The insect also has been found on eastern hemlocks in about a 2-acre area of woods near Amphitheater Bridge on the park’s carriage road network, on the western side of Jordan Ridge from Jordan Pond.
Wheeler said the park has been trying to mitigate the spread by clipping branches on infected trees so that passing animals or people don’t brush up against them and then unknowingly transfer the tiny insects to other trees.
But the insect also can move from one tree to another simply by blowing across on the breeze, he added.
The park is looking into other mitigation strategies such as introducing native predatory insects that will eat the adelgid, though the effectiveness of this strategy is limited, according to Wheeler. Using more than one type of the predatory insects, which include certain beetle and fly species, likely would increase the impact of the predatory insects, he said.
The park also is looking at possibly using targeted pesticides “in a couple of years” if the problem persists, he told the panel.
Changes to the types of vegetation found in Acadia National Park — such as when birch and aspen trees became more prominent in the wake of the Great Fire of 1947 that burned 17,000 acres on MDI — are not unprecedented. Climate change already has been affecting plants in the park and elsewhere in Maine, but the park has long sought to try to prevent the spread of invasive species within its boundaries, whether they are plants or insects or something else.
Wheeler said that as climate change makes Maine winters less and less cold, the spread of the adelgids will become more prominent, because more will survive milder temperatures. The park’s strategy will be to contain the insect, rather than eliminate it altogether, which means the park may have to prioritize where it implements its eastern hemlock defenses and where it decides to let the trees die off and be replaced by other tree species, he said.

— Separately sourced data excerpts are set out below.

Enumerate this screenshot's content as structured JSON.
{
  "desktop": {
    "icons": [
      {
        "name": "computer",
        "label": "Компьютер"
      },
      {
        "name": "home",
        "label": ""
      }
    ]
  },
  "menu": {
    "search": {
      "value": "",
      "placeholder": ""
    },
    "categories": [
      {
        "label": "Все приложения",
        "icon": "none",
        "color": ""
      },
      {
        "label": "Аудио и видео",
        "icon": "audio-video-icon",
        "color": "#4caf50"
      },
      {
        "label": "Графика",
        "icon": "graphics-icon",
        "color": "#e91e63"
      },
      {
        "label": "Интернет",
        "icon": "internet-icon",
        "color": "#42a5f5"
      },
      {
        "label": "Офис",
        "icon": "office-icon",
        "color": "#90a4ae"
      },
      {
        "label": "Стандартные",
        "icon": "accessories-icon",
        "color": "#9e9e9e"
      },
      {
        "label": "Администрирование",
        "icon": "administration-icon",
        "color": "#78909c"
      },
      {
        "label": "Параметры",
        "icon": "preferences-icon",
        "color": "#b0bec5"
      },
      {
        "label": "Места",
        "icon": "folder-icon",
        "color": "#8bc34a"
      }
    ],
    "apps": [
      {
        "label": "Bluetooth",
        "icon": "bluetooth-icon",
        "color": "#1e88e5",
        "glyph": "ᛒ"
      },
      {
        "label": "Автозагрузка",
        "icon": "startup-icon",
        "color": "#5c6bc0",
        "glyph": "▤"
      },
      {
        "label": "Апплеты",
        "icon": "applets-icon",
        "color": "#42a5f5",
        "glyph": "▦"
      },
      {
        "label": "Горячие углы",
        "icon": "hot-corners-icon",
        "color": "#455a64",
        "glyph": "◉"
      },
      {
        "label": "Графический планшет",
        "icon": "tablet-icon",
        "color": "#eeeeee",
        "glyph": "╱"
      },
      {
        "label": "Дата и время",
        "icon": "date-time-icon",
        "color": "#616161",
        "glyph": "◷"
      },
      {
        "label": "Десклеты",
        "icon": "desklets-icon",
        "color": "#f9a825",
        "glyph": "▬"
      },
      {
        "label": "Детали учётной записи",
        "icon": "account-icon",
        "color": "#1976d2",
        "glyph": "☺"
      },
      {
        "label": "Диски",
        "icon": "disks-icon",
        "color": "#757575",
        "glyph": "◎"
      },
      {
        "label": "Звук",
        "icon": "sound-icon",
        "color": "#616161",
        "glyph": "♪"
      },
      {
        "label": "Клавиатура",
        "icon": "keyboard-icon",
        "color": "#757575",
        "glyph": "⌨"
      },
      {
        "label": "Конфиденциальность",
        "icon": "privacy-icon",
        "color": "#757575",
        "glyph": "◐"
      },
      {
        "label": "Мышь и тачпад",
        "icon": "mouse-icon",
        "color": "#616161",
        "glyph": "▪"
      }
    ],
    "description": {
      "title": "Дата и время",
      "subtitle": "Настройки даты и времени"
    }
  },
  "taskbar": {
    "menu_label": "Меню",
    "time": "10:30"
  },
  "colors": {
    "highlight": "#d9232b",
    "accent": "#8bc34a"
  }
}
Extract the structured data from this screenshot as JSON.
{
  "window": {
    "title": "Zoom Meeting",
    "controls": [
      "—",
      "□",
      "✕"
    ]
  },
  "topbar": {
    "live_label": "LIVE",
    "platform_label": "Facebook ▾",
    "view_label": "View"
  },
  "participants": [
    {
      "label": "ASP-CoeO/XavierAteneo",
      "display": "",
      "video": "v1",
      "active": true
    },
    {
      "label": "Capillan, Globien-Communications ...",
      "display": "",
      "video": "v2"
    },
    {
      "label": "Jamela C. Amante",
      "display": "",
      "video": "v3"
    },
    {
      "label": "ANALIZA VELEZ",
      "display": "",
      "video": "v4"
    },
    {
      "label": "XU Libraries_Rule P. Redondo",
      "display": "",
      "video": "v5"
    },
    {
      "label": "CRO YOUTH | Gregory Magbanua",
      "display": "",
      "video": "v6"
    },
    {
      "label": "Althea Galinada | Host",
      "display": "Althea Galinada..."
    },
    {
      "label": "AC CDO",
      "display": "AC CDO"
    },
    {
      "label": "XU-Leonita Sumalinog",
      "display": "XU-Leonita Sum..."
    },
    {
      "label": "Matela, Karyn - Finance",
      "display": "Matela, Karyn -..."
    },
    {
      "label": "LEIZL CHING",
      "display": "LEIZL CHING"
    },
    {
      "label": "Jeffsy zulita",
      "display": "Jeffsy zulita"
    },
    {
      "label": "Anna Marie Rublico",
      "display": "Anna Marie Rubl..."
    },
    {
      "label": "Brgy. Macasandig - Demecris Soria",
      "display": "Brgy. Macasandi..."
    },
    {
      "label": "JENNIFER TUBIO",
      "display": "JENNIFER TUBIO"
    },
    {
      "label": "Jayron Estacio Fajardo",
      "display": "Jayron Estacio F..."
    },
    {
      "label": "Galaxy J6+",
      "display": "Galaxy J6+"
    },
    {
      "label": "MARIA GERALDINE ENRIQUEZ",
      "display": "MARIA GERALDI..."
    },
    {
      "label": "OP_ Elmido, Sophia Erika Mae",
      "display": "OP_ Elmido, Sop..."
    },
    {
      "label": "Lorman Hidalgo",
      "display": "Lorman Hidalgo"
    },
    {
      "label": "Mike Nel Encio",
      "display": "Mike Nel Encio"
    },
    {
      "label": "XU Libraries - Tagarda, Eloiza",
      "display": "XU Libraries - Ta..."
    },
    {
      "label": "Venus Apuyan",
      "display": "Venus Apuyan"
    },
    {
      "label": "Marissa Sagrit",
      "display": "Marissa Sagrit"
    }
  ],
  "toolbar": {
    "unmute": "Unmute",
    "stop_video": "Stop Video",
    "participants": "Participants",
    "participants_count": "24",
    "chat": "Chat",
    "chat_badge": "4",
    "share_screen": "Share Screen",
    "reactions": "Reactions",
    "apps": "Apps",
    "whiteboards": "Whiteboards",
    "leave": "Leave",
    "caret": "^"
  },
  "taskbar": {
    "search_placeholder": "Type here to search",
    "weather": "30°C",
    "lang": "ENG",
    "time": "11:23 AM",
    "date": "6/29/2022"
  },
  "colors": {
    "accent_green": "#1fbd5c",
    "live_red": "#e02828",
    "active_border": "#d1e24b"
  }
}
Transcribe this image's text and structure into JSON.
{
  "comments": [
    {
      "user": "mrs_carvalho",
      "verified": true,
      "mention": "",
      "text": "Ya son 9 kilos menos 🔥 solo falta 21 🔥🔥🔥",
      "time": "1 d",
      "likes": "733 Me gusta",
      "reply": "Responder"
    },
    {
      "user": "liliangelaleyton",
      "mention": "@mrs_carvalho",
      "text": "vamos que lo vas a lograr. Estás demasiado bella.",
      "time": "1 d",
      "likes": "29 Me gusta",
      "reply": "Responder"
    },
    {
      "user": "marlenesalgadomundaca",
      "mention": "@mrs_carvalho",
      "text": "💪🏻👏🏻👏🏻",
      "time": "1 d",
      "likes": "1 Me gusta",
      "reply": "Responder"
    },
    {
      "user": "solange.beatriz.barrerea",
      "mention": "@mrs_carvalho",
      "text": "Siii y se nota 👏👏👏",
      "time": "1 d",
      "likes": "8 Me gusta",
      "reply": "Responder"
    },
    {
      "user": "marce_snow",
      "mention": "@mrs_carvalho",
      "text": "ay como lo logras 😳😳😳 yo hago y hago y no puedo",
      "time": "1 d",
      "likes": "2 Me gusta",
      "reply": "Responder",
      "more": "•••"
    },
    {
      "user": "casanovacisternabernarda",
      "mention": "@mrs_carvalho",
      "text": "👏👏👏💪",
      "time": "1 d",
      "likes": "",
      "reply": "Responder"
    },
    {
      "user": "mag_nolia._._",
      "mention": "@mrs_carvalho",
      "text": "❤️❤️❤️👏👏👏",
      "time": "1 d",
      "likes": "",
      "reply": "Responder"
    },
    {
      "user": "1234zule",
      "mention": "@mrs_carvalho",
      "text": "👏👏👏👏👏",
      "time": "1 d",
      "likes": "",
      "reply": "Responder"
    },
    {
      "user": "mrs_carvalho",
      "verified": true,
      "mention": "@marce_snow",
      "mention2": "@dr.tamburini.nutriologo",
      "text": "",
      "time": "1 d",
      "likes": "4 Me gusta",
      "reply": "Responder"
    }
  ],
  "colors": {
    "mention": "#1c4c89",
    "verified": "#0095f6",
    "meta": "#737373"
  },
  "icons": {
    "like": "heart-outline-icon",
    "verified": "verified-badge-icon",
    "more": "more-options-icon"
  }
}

“It will be more difficult to control the spread,” Wheeler said. “We need to prioritize because we won’t save all the hemlock.”
Nick Fisichelli, director of the Schoodic Institute in Acadia, told the panel that he worked at Shenandoah National Park in Virginia in the early 2000s. While he was there, eastern hemlock trees that had been infested with the adelgid were unable to to survive an ensuing drought, and 90 percent of them died, he said.
“It’s a serious forest pest and a serious forest health issue,” Fisichelli said.